Validité des amorces neutres

Nous avons également testé quelle était l’amorce neutre la plus adaptée aux paradigmes de décision lexicale avec amorçage. En effet, s’est posé la question de savoir si il vaut mieux utiliser une suite de symboles, telles que des dièses ou bien un mot existant (lu), qui dans le contexte expérimental ne véhicule pas l’information pertinente de genre.

Au vu des résultats, nous pouvons à présent affirmer que les mots choisis comme amorces en dépit de leurs imperfections (dans notre cas, éventuelles incongruences d’ordre syntaxique) restent néanmoins un matériel plus efficace que les symboles. En effet, leur action primaire va être d’enclencher le processeur lexical afin que puisse débuter plus rapidement la reconnaissance du nom subséquent. Il est donc préférable d’employer des suites de lettres valides que des dièses afin de constituer les amorces neutres dans les études menées en français.

Si nous avons pu jeter les bases amenant à une meilleure compréhension du rôle du genre grammatical en français, de par la faiblesse théorique le sujet reste encore ouvert à de nombreuses recherches tant variées que passionnantes. Par exemple, nous avons souligné, sans toutefois pouvoir en donner d’explications, la présence d’une accélération des latences de réponses pour les mots féminins comparés aux masculins dans les deux modalités, i.e. production et reconnaissance visuelle des mots sur des tâches de décision lexicale et dénomination. Quels sont les mécanismes sous-jacents à cet effet inattendu et surprenant ? Serait-ce du à un traitement par défaut des mots masculins, à des processus cognitifs divergents conduisant à une extraction différentielle des mots en fonction de leur genre ou bien tout simplement au sexe biologique des locuteurs (nos groupes de sujets étant majoritairement constitués de femmes). Il serait possible de répondre à cette question en conduisant une tâche de décision de genre selon les étiquettes féminin-masculin et d’effectuer une mesure des potentiels évoqués sur un nombre équivalent de sujets de chaque sexe.
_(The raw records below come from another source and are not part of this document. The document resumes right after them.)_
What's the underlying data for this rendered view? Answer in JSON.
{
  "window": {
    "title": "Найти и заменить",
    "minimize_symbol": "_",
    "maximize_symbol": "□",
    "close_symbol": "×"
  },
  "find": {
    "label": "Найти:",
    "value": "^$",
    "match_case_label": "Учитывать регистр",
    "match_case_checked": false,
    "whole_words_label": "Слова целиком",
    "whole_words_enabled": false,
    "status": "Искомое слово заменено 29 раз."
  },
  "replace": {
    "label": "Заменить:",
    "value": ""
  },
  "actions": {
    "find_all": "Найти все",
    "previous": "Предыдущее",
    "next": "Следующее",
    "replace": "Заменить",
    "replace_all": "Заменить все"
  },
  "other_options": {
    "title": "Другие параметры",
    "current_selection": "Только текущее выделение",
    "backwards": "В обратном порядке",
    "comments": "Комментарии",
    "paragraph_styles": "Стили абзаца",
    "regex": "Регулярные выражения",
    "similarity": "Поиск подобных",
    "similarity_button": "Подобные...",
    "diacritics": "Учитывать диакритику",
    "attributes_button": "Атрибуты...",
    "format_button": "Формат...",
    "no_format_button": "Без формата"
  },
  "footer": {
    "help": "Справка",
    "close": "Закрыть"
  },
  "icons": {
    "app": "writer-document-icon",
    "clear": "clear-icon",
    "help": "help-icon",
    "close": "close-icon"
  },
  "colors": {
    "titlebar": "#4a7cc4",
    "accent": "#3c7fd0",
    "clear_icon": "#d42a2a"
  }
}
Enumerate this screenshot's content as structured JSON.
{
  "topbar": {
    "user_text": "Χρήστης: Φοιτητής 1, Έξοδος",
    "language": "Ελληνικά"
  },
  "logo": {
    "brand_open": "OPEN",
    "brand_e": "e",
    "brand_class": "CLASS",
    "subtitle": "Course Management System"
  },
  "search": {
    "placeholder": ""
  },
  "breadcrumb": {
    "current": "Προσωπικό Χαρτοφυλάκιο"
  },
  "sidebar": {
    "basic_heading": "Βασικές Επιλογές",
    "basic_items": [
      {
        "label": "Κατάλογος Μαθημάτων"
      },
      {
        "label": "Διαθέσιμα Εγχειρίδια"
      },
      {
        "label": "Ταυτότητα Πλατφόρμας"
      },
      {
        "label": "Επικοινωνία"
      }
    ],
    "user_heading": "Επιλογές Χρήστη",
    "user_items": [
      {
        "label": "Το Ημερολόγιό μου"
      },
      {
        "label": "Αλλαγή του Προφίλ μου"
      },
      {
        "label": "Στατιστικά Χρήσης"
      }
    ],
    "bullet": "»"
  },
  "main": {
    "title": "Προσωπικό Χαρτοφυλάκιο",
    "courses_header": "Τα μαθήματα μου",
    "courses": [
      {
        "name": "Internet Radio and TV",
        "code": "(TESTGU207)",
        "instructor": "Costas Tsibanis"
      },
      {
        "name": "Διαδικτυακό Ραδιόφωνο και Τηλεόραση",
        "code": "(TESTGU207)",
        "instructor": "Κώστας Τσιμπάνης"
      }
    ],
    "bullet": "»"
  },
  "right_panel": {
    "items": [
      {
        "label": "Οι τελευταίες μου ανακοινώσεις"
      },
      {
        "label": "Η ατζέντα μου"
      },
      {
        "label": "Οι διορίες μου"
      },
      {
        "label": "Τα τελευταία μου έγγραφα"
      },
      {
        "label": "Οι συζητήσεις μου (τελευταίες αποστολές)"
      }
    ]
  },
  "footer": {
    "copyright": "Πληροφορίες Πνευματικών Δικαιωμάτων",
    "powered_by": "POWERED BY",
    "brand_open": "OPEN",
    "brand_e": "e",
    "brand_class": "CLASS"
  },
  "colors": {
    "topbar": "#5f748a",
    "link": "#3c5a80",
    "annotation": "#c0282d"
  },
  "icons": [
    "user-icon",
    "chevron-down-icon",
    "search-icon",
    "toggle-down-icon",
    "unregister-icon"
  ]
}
Une autre problématique soulevée par cette recherche est la suivante : un phénomène intrigant lors des processus d'acquisition d'une seconde langue est la façon dont les apprenants arrivent avec succès à acquérir certains aspects de cette seconde langue alors que pour d'autres domaines ils vont présenter de façon systématique de plus faible compétence, ce qui est le cas pour l'apprentissage du genre grammatical. Une hypothèse aurait pu être que la différence de traitement de l’information de genre entre des locuteurs natifs et non natifs résiderait en la localisation temporelle de ce dernier, soit une extraction pré-lexicale dans la langue maternelle et un accès plus tardif, à un stade lexical ou post lexical dans la langue nouvelle intégrée. Toutefois, les résultats collectés dans cette étude invalident cette théorie. Il est apparu de façon relativement claire que l’indice de genre, du moins dans la langue française, n’était pas extrait à un stade précoce du processus et donc ne favorisait pas la rapidité avec laquelle nous avions accès aux représentations stockées dans le lexique mental. Il serait plutôt traité à un stade tardif et serait par là même impliqués dans des mécanismes de vérification de la congruence syntaxique que cela soit au sein du syntagme nominal (accord entre l’article et le nom associé) ou de la phrase (accord entre les mots composant une déclaration). La question est donc de savoir à quel niveau du processus de compréhension des mots va diverger le traitement de l’information de genre entre des locuteurs de langue maternelle française et des locuteurs ayant le français pour seconde langue ? Il est possible d’envisager que les informations de genre jouent un autre rôle, comme par exemple lors de l’accès aux représentations sémantiques et que c’est à ce niveau que se situe la différence de traitement entre locuteurs natifs et apprenants tardifs. Pour vérifier cette hypothèse il serait nécessaire de conduire plusieurs expériences d’amorçage sémantique sur des apprenants tardifs ayant pour première langue l’anglais (c'est-à-dire une langue ne possédant pas de système de genre à proprement parlé) et sur des participants natifs arabe (c'est-à-dire une langue ayant un système à deux genres, féminin et masculins, sans toutefois de correspondance dans l’attribution d’un genre à un mot), comparés à des locuteurs de langue maternelle française.